Вот и в этот раз из моей головы мигом выветрились все мысли. Мною завладел особый дух этого волшебного места. Наверное, поэтому, когда я ступил на платформу над прозрачной водой, в которой свободно плавали сотни рыб, я забыл, зачем именно пришел сюда, и, точно по зову какой-то неведомой силы, тихо побрел вперед. Взгляд мой был устремлен на колонны — они держали на себе всю тяжесть внешнего мира, а голова была занята размышлениями о сверхъестественном. Ноги двигались как будто сами по себе, но я знал, куда они меня ведут, — к двум колоннам в самом конце Цистерны. На их основаниях были выточены головы Медузы Горгоны. По-моему, это и было самое удивительное место здесь. Как будто вся Цистерна была создана ради какой-то тайны, которую столетиями безмолвно хранит Медуза Горгона и которую невозможно разгадать. Казалось, в распахнутых глазах, лишенных зрачков, скрыты все секреты нашего города. Разве может кого-то удовлетворить объяснение, что Цистерна Базилика была создана лишь для того, чтобы обеспечивать водой собор Святой Софии?
Я не отрываясь смотрел в эти глаза — под гнетом веков они начали приобретать зеленоватый оттенок.
Вдруг меня окликнули:
— Невзат-бей, Невзат-бей!
Обернувшись, я встретился взглядом с карими глазами Лейлы Баркын и в то же мгновение вернулся из сна в реальность.
— Вы как будто в каком-то другом мире были, — сказала она с улыбкой. — Я видела, как вы спустились, помахала вам, но вы даже не заметили. Должно быть, исторические места очень увлекают вас.
Я попытался улыбнуться:
— Да, особенно эта Цистерна. — Окинув взглядом окружавшие нас колонны, я добавил: — Она зачаровывает.
— Вы правы. Но вы и вчера сам не свой были.
Я не понял, о чем речь.
— Ну же, вспомните, вчера вечером. Возле обелиска.
Да, вчера она тоже подошла очень тихо, и я не заметил ее. Наверное, она успела понаблюдать за мной какое-то время.
— Вам очень нравится история, Невзат-бей, — она посмотрела на меня по-приятельски и взглядом дала понять, чтобы я даже не думал отнекиваться.
— По-моему, каждый житель Стамбула должен любить ее, — ответил я. — Иначе ему никогда не оценить всю прелесть этого города.
Она усмехнулась.
— Думаю, еще немного — и мы примем вас в нашу ассоциацию.
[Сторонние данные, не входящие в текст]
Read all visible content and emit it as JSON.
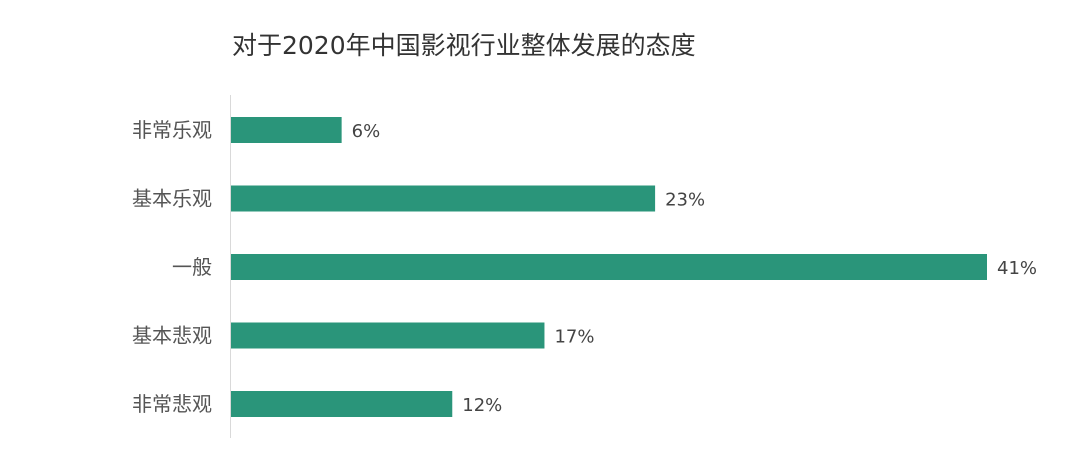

— Почему бы и нет? Ради Стамбула я готов на все, — произнес я со всей серьезностью.
Лейла слегка откинула голову и внимательно на меня посмотрела, как будто пытаясь понять, не шучу ли я.
— На все-все готовы? — спросила она с подковыркой, как будто вела какую-то игру. В ее словах читалось: и даже на убийство?
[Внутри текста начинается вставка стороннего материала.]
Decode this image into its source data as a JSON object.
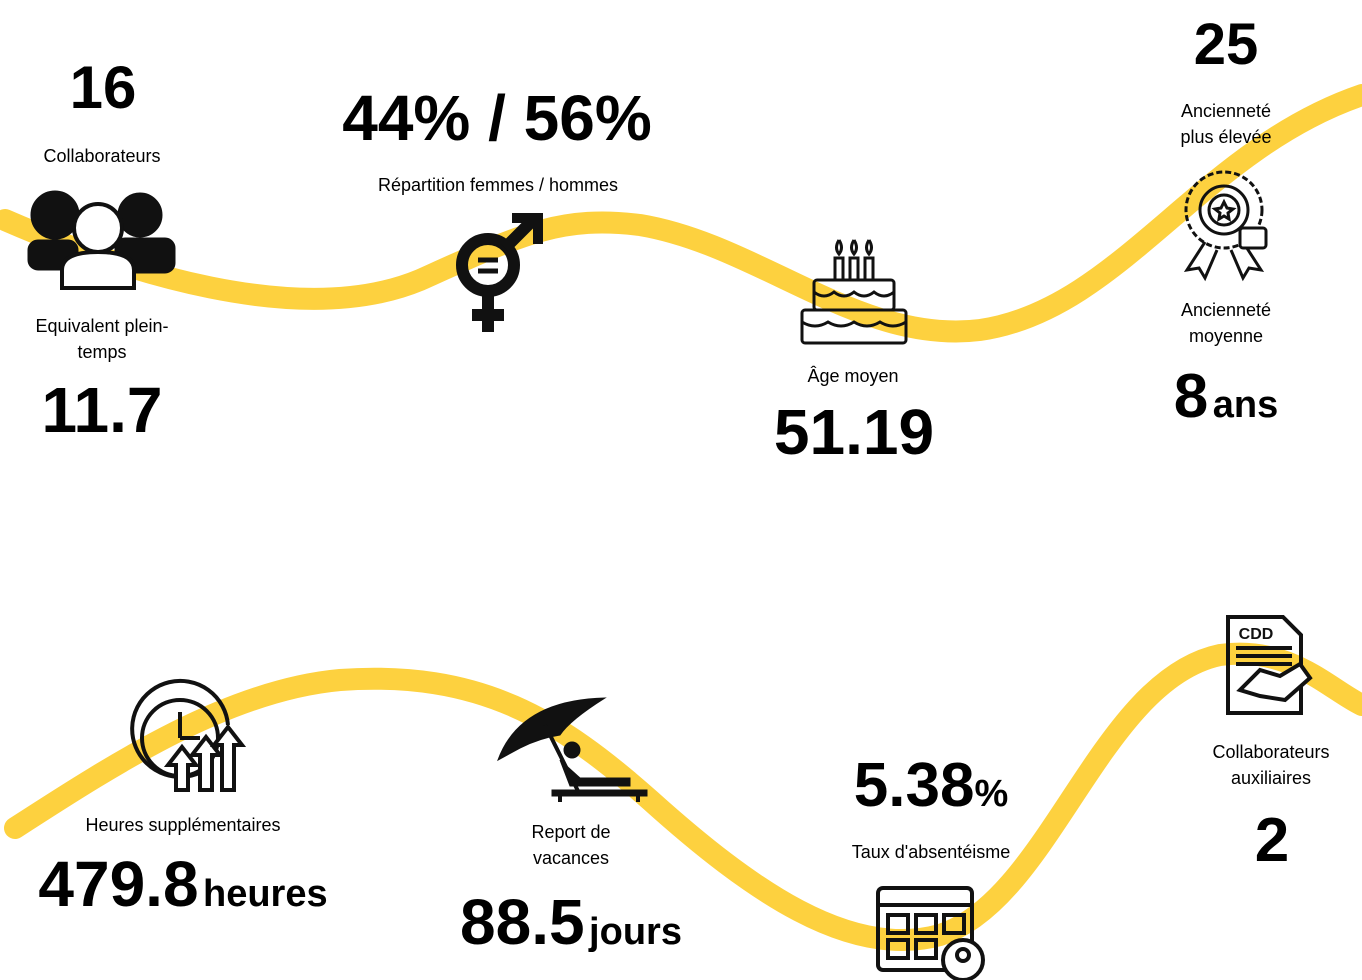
{
  "headcount": {
    "value": 16,
    "label": "Collaborateurs"
  },
  "fte": {
    "label": "Equivalent plein-temps",
    "value": 11.7
  },
  "gender": {
    "value": "44% / 56%",
    "label": "Répartition femmes / hommes"
  },
  "age": {
    "label": "Âge moyen",
    "value": 51.19
  },
  "seniority_max": {
    "value": 25,
    "label": "Ancienneté plus élevée"
  },
  "seniority_avg": {
    "label": "Ancienneté moyenne",
    "value": 8,
    "unit": "ans"
  },
  "overtime": {
    "label": "Heures supplémentaires",
    "value": 479.8,
    "unit": "heures"
  },
  "vacation": {
    "label": "Report de vacances",
    "value": 88.5,
    "unit": "jours"
  },
  "absenteeism": {
    "value": 5.38,
    "unit": "%",
    "label": "Taux d'absentéisme"
  },
  "auxiliary": {
    "label": "Collaborateurs auxiliaires",
    "value": 2
  },
  "cdd_icon": "CDD"
}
Я не собирался идти на попятную:
— Да, на все. Ведь этому городу нет равных. И я не сказал бы, что мы его по праву заслуживаем.
— В этом вы абсолютно правы.
Игры закончились — ее голос наполнился грустью. Как и я чуть раньше, она переводила взгляд с одной колонны на другую.
— Даже это место мы открыли слишком поздно. Только в тысяча девятьсот восемьдесят седьмом году полностью восстановили. Спустя целых шестьдесят четыре года после установления Республики!
— Получается, даже в османскую эпоху о ней ничего не знали?
— Знали, конечно. Этой водой долгое время поливали розы в дворцовых садах. Для питья османы застойную воду не использовали, цистерны — это творение римлян. А во времена Османской империи по всему городу обустроили фонтаны. На самом деле римляне строили цистерны, чтобы обеспечить себя запасом воды на случай долгой осады. Если вспомнить, сколько таких осад пришлось пережить городу, это, очевидно, было разумным решением.
— А при каком императоре построили эту Цистерну? При Константине? — поинтересовался я. Наверняка мне приходилось слышать об этом и раньше, но сейчас я уже ничего не помнил.
Она покачала головой:
— Нет, при Юстиниане. Он сделал для города ничуть не меньше, чем Константин. Именно при нем собор Святой Софии приобрел свой окончательный вид, предстал в полном великолепии. Считается, что Цистерна Базилика была построена для обеспечения водой Святой Софии.
— А вот эти головы… Есть в них какой-то особый смысл? — спросил я, указывая на основания с выточенными головами. — На остальных колоннах ничего подобного нет.
Лейла как будто грезила наяву — такое мечтательное выражение лица у нее было.